At last year’s Digital City Awards, Tribepad was named as the winner of the Tech for Good Award – which recognises those using innovation to positively change lives and impact communities – for their work on the Evenbreak Job Board.
Sheffield-based Tribepad is trusted by brands including the BBC, and provides powerful and customisable recruitment software. It supports both recruiters and candidates, using AI and ML to change the recruitment industry, and processes more than six million job applications each year.
With Evenbreak, which connects talented disabled jobseekers with inclusive companies, Tribepad contributed its powerful features – improving usability, implementing a new design, and ultimately helping both disabled individuals looking for employment as well as organisations hoping to strengthen their workforce.
Entries for this year’s Digital City Awards are open now – with Early Bird Entries closing on January 31st. Get started and learn more about entering here. You also have until the 31st to nominate yourself or a colleague for Digital Leader or Young Digital Leader of the Year – see more here.

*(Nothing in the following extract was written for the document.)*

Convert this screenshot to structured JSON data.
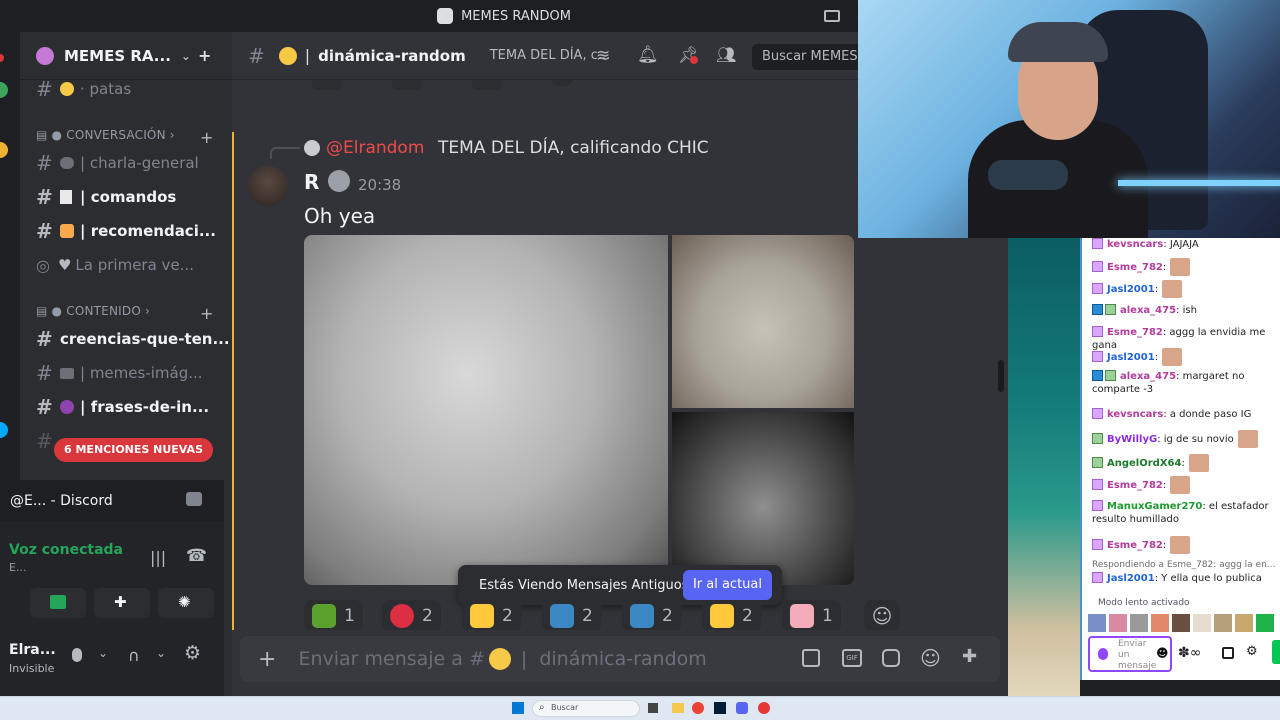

To learn more about what it takes to win a Digital City Award, we spoke to CEO Dean Sadler (above, centre) about the team behind Tribepad.

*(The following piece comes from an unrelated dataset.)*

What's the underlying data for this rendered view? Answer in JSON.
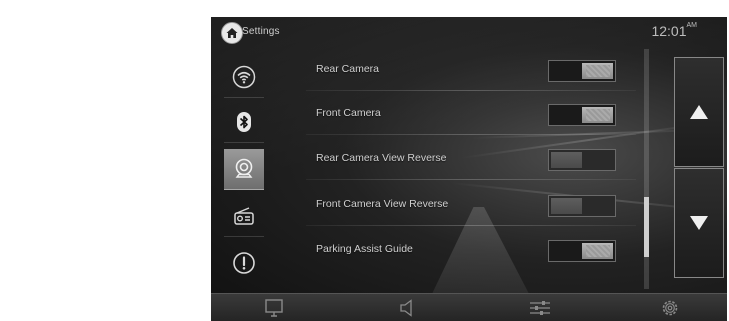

Tell us the story of Tribepad and its influences.
Prior to starting Tribepad, I worked at Plusnet from 1999 to 2008 where I started off as a web developer. After working my way through the ranks, I became the Chief Information Officer, where one of my biggest challenges was recruitment. Attracting, recruiting and retaining the most appropriate candidates with the right technical degrees was way too complicated.
So, once we sold Plusnet to BT Group, I decided to solve that problem with Tribepad.
Tribepad was founded with the mission to reduce the costs of finding the best talent, while making it simpler for candidates. Our software is now used by more than 25 million people and is available in 16 languages worldwide, used by businesses and organisations from huge multinational companies across the world such as Subway, to organisations such as the BBC, and charities and councils within England.
What did winning the Tech for Good Award in 2020 mean to Tribepad?
Winning awards is always a nice thing – but winning awards where there is a social conscience element is especially rewarding, specifically for our work with Evenbreak, a prime example of a company that has made a great social impact.
Evenbreak, the social enterprise run by and for disabled people, helps match disabled candidates with disability-friendly employers. As part of our work, we built a job board that was optimised to best enable candidates to find employment opportunities. This included functions such as resizable font sizes and extended audio description.
Evenbreak currently has over 32,000 candidates signed up to their job board and, since starting, has successfully advertised over 35,000 positions, working with well-known organisations such as John Lewis, Eon and Channel 4.